What is the issue here, Paddy? It is not my gourmandising, nor the suffering of the President, but her sensitivity to other people's feelings - not the feelings of people with whom she agrees, but the feelings of those with whom she disagrees. Those people in the Bayardo Bar murdered by the IRA squad led by the man whose hand the President shook - how do they feel about the handshake? How would you feel, Paddy, if one improbable day some gunmen blew apart the bistro in Donnybrook where your teenage daughter was having a drink, and she was killed, just as two teenage girls were killed in the Bayardo? How would you feel about your President, without consulting anybody, going over and shaking the killer's hand 20 years later?

Furious row

Here, Paddy: would you say, brilliant? Or would you have other feelings? My money is on the latter. Presidents are paid colossal sums of money for the rest of their lives merely to show regard for feelings which are different to their own. My point is that Mary McAleese does not seem to know how to do this.
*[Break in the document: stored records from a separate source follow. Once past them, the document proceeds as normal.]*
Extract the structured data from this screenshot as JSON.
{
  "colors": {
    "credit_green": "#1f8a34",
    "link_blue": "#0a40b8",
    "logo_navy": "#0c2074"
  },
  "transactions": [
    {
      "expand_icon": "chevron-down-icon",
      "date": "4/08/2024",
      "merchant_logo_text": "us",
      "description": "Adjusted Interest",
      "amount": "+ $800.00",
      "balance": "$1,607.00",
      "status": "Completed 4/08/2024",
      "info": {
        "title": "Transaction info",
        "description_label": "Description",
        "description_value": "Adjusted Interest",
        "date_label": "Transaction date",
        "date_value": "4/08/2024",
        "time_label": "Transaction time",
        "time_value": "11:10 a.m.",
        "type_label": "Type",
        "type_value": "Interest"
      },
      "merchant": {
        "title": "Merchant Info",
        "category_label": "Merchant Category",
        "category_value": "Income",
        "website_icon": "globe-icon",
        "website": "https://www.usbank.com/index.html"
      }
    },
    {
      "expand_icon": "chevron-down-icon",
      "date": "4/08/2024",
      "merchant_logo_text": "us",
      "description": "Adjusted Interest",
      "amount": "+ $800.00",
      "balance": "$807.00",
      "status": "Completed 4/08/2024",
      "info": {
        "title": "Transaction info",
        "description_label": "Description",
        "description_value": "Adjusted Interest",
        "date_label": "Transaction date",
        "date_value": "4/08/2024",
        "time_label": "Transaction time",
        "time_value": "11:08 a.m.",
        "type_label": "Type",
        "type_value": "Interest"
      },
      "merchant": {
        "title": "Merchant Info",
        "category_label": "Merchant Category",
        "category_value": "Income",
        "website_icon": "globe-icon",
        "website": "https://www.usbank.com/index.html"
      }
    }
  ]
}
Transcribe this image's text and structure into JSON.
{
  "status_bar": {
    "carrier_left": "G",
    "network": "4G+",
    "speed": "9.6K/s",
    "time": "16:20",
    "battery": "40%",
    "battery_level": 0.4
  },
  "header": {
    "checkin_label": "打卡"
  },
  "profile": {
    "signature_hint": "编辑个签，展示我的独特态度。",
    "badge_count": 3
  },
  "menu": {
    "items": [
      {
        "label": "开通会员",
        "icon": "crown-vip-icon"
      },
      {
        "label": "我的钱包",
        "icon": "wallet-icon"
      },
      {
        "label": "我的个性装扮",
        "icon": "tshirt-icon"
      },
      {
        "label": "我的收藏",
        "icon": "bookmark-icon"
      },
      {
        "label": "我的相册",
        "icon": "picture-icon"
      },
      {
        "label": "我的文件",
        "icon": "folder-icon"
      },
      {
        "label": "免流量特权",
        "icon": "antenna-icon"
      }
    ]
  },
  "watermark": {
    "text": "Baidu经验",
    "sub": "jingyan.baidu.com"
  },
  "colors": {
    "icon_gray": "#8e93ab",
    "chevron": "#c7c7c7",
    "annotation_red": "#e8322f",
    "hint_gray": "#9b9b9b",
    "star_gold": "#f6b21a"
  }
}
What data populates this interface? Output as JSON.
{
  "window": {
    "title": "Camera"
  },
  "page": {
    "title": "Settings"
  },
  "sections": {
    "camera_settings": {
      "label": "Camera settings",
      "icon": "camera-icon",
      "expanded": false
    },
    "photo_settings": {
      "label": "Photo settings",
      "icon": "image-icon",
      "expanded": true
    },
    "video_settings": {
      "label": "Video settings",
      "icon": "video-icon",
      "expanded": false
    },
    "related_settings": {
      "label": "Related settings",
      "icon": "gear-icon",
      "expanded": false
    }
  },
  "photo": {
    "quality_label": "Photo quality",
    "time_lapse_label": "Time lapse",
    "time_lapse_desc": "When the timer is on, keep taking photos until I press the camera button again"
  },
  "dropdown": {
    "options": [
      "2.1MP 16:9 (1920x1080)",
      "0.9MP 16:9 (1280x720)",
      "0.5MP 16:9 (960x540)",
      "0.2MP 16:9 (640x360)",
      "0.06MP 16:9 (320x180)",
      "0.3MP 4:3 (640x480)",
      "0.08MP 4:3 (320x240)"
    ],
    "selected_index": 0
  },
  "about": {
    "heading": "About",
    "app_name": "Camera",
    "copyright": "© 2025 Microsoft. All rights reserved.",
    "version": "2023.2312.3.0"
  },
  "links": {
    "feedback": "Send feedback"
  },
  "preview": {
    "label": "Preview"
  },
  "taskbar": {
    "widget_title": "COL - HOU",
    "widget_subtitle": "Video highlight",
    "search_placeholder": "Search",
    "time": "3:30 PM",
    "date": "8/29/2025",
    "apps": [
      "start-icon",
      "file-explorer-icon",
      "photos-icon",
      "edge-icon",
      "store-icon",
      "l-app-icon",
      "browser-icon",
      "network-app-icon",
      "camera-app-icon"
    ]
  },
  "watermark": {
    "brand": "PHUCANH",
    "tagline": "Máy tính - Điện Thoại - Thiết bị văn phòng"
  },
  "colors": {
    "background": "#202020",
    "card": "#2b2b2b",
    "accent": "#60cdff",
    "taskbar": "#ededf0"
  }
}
Look at how the two main churches - one of which I was raised in, the other for which I have a high regard - are now in the middle of a furious row because of her much-paraded lack of regard for Catholic teaching. As it happens, my feelings on inter-faith communion are similar to hers. However, many Catholic priests feel sincerely that it is wrong. Are their genuine feelings to be publicly rejected by a President who was not, that I can remember, elected to reform Catholic canon law?

Just think, Paddy: seven more years of this to go. By the way, old fellow, the port stands by you - and be so good as to pass the Stilton, would you? Pip pip.